His pitch came down to “coal,” basically. “I visited the hardworking coal miners in this state, and they are hardworking and they love being coal miners,” he said, lavishing praise on a vanishing energy industry that is concentrated in the southwestern part of Virginia (many, many miles from Fredericksburg). Coal production has been steadily declining in Virginia for about three decades, as has the number of coal jobs: in 1984 there were more than 14,000 mining employees in the state, but by 2014 that number had shrunk to just over 3,700. As such, coal no longer has the political heft in the state that it once did – the current governor, Terry McAuliffe, campaigned on environmental themes and easily weathered a determined “war on coal” assault from Virginia Republicans. The Trump plan for victory in Virginia seems to rely on somehow resurrecting the political and economic power of a dying industry.

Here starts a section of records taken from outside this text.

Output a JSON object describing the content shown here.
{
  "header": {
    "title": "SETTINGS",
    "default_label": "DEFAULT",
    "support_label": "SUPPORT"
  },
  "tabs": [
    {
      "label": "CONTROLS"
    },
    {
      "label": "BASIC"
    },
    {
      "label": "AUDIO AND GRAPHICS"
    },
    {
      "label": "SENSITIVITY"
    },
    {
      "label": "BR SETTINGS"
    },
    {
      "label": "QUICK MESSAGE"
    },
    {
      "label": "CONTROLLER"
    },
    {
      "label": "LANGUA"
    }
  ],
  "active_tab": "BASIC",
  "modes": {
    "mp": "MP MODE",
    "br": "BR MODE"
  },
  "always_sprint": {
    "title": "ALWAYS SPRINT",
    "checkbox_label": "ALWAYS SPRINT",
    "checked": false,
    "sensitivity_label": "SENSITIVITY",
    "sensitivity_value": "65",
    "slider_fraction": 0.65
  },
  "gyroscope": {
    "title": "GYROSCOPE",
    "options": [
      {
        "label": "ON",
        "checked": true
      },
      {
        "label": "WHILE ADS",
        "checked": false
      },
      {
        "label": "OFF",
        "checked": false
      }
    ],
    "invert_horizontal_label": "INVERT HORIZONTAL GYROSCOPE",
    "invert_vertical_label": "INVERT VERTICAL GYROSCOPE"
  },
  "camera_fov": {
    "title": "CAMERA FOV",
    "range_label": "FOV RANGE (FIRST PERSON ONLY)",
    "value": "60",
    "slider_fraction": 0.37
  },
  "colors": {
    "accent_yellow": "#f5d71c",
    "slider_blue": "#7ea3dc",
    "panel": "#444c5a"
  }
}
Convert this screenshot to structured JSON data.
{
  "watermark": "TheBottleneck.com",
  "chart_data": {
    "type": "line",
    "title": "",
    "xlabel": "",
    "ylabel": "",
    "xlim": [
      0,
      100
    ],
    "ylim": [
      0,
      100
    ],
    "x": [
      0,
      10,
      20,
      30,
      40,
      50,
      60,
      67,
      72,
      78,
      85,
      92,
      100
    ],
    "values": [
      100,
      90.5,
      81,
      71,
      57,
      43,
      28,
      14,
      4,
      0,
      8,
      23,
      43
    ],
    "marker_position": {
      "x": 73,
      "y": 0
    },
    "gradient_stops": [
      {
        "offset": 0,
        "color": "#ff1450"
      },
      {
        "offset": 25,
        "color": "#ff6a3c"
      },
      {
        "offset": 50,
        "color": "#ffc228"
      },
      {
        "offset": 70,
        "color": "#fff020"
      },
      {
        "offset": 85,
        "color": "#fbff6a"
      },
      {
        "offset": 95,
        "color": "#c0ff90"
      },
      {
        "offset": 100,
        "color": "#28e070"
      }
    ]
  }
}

Trump also made another appeal to African-American voters, who made up 20 percent of the Virginia electorate in 2012. “In recent days, across this country, I’ve asked the African-American community to honor me with their vote,” Trump said. His argument for why black voters should support him seemed to rest on two key points: Abraham Lincoln was a Republican, and Hillary Clinton is a bigot. “We reject the bigotry of Hillary Clinton,” Trump said, “who sees people of color only as votes, not as human beings worthy of a better future.”
It’s not a good pitch to begin with, and Trump undermined his own cause by attacking Terry McAuliffe’s high-profile campaign to end felon disenfranchisement within the state. “Hillary Clinton is banking on her friend Terry McAuliffe to get thousands of violent felons to the voting booths,” Trump snarled. “They are letting people vote in your Virginia election that should not be allowed to vote.” Felon disenfranchisement started in Virginia as an explicitly racist policy meant to capitalize on racial inequities in the justice system to strip political power from African Americans. Not surprisingly, this Jim Crow remnant disproportionately affects black Virginians.
So Trump’s pitch to Virginia voters isn’t really all that good, which makes sense, given that he’s a bad politician. The gut feelings and intuitions of his most fervent supporters may tell them that the state is nothing short of a lock, but if he does somehow win Virginia, it will be despite the polls and his own best efforts.